Les relations de face-à-face entre acteurs en Afrique du Sud :
devoir de mémoire et droit au souvenir
Peu
avant la fin de l'Apartheid, des négociations sont menées en
Afrique du Sud. Elles ont duré quatre ans et l'étaient entre
l'ANC et le PN. Sandrine Lefranc résume ainsi la situation :
« Pour passer de la négation radicale de tout statut
d'acteur politique à l'opposant, réifié par presque
cinquante années de régime d'apartheid et plusieurs
siècles de discrimination, à un dialogue permanent des
négociations sur les structures politiques, il était
nécessaire, pour les membres du gouvernement, de faire connaissance avec
leurs anciens ennemis »164(*).
Les
relations entre ces acteurs constituent le point crucial du devenir de la
nation arc-en-ciel. Le rythme, le sens, et l'étendue donnée aux
discussions marquent un tournant décisif dans la
réécriture de l'histoire nationale. Pour le PN, il était
important de permettre l'auto détermination des groupes peu ou prou
volontairement constitués comme tels dans le domaine des own
affairs. La deuxième grande idée tenait à la forme de
l'Etat. Pour ses leaders, il fallait un partage de pouvoir pour les general
affairs ; ce qui devait aboutir, à terme, à une
fédération. Sur le plan économique, le PN pense que
l'Afrique du Sud doit s'inscrire dans l'économie libérale. Il
propose enfin que le pouvoir constituant dérivé soit
mobilisé non par une assemblée constituante, mais plutôt
par une convention de plusieurs parties165(*).
L'ANC,
pour sa part, a préconisé la création d'un Etat unitaire
et d'une économie mixte. En février 1993, les deux partis
s'entendent sur les modalités de power sharing pendant une
période quinquennale. Ils mettent en place un Conseil exécutif de
transition qui avait pour mandat d'organiser la consultation populaire relative
à la constitution. Cette constitution sera promulguée le 27 avril
1994. Sandrine Lefranc est restée pessimiste quant à la
volonté réelle des acteurs d'aller vers ce processus. Elle
soutient en effet : « Il fallut donc plus de quatre pour
qu'une « logique consensuelle » s'impose, produite
par le hasard des négociations plus que par la volonté des
protagonistes... »166(*). Nous ne partageons pas cet avis, pour trois
raisons : D'abord le temps mis pour forger un consensus aussi visqueux ne
représente rien à l'échelle du temps des violences du
système apartheid. Autrement dit, l'ampleur des divisions entre noirs et
blancs et la gravité des violations des droits de l'homme en une
quarantaine d'années au moins, représente à peine les
débats pendant une durée de quatre ans. Ensuite, les
négociations menées n'ont pas été un hasard, mais
bien au contraire. Elles ont été le fruit d'un agenda politique
interne négocié entre acteurs de la réconciliation.
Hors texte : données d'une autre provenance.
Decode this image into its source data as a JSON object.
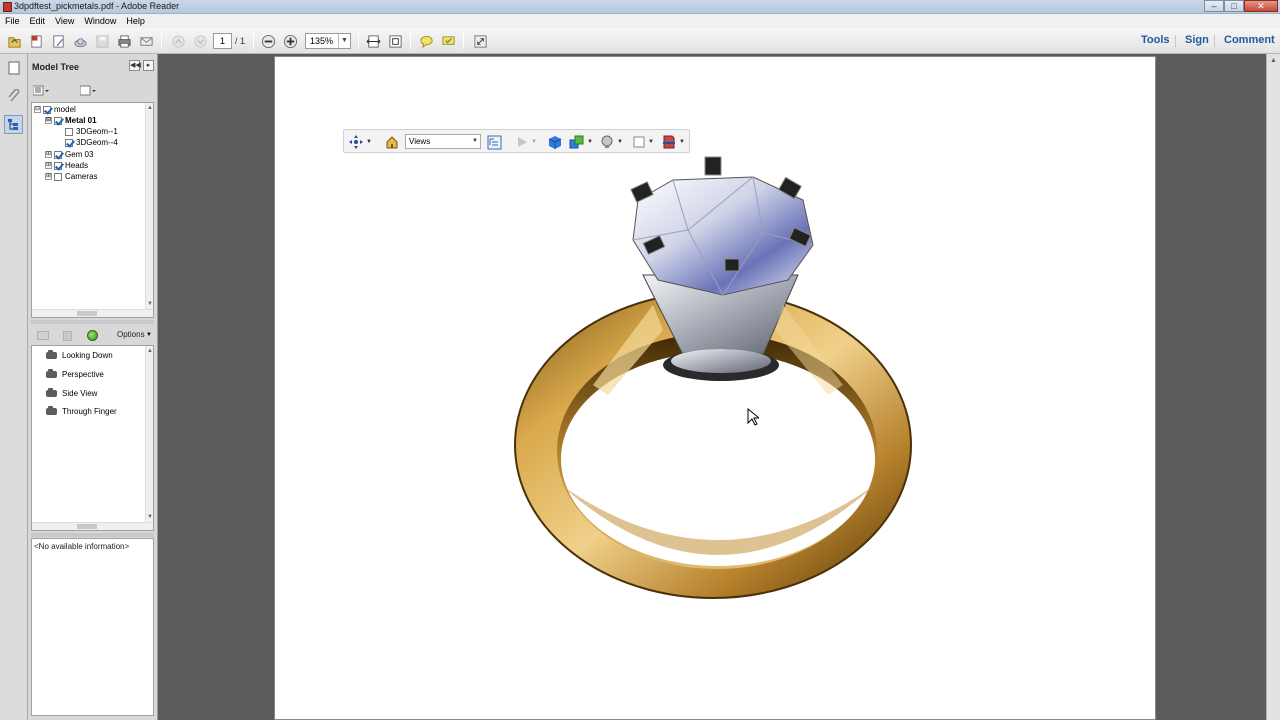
{
  "window": {
    "title": "3dpdftest_pickmetals.pdf - Adobe Reader",
    "minimize": "–",
    "maximize": "□",
    "close": "✕"
  },
  "menu": [
    "File",
    "Edit",
    "View",
    "Window",
    "Help"
  ],
  "toolbar": {
    "page_current": "1",
    "page_total": "/ 1",
    "zoom": "135%",
    "right_links": [
      "Tools",
      "Sign",
      "Comment"
    ]
  },
  "model_tree": {
    "title": "Model Tree",
    "nodes": [
      {
        "label": "model",
        "level": 0,
        "expander": "⊟",
        "checked": true,
        "bold": false
      },
      {
        "label": "Metal 01",
        "level": 1,
        "expander": "⊟",
        "checked": true,
        "bold": true
      },
      {
        "label": "3DGeom--1",
        "level": 2,
        "expander": "",
        "checked": false,
        "bold": false
      },
      {
        "label": "3DGeom--4",
        "level": 2,
        "expander": "",
        "checked": true,
        "bold": false
      },
      {
        "label": "Gem 03",
        "level": 1,
        "expander": "⊞",
        "checked": true,
        "bold": false
      },
      {
        "label": "Heads",
        "level": 1,
        "expander": "⊞",
        "checked": true,
        "bold": false
      },
      {
        "label": "Cameras",
        "level": 1,
        "expander": "⊞",
        "checked": false,
        "bold": false
      }
    ],
    "views_options": "Options",
    "views": [
      "Looking Down",
      "Perspective",
      "Side View",
      "Through Finger"
    ],
    "info": "<No available information>"
  },
  "toolbar3d": {
    "views_label": "Views"
  },
  "colors": {
    "gold": "#c8953a",
    "silver": "#c9ccd3",
    "link_blue": "#1d5a9c"
  }
}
Enfin, ne pas reconnaître la volonté, ne fusse que symbolique, de
certains protagonistes est une entreprise amnésique pour l'histoire. Une
cécité volontaire ou inconsciente qui cache l'idéal
porté par Mandela167(*) et l'élite dirigeante du PN. Tout comme
l'expérience rwandaise, l'Afrique du Sud a pu tourner une page de son
histoire grâce aux négociations des acteurs. Le contexte de
celles-ci doit être pris en compte pour comprendre les significations
élaborées par les différents acteurs pendant leurs
interactions. L'on est par conséquent au coeur de la vision
interactionniste.
Sur
la question des amnisties, le PN soutenait une absolution totale et
inconditionnelle des opérateurs de la violence d'Etat. Finalement, la
Constitution intègrera cette nécessité d'amnistier,
néanmoins encadrée. Le 13 janvier 1995, le fait pour le
Président De Klerc d'amnistier unilatéralement 3500 personnes
n'était pas conforme au consensus arrêté. Et Sandrine
Lefranc de souligner : « Le ministre de la justice Dullah
Omar, affirmant qu'il n'avait pas été informé de ces
mesures, précisa immédiatement qu'il n'en reconnaissait pas la
validité »168(*).
La
philosophie de l'Ubuntu précédemment
évoquée canalise la construction de la réconciliation par
l'ensemble des acteurs impliqués. Les leaders noirs et blancs se sont
assis ensemble, ils ont discuté des orientations futures à donner
au pays pour tourner définitivement la page des années sombres.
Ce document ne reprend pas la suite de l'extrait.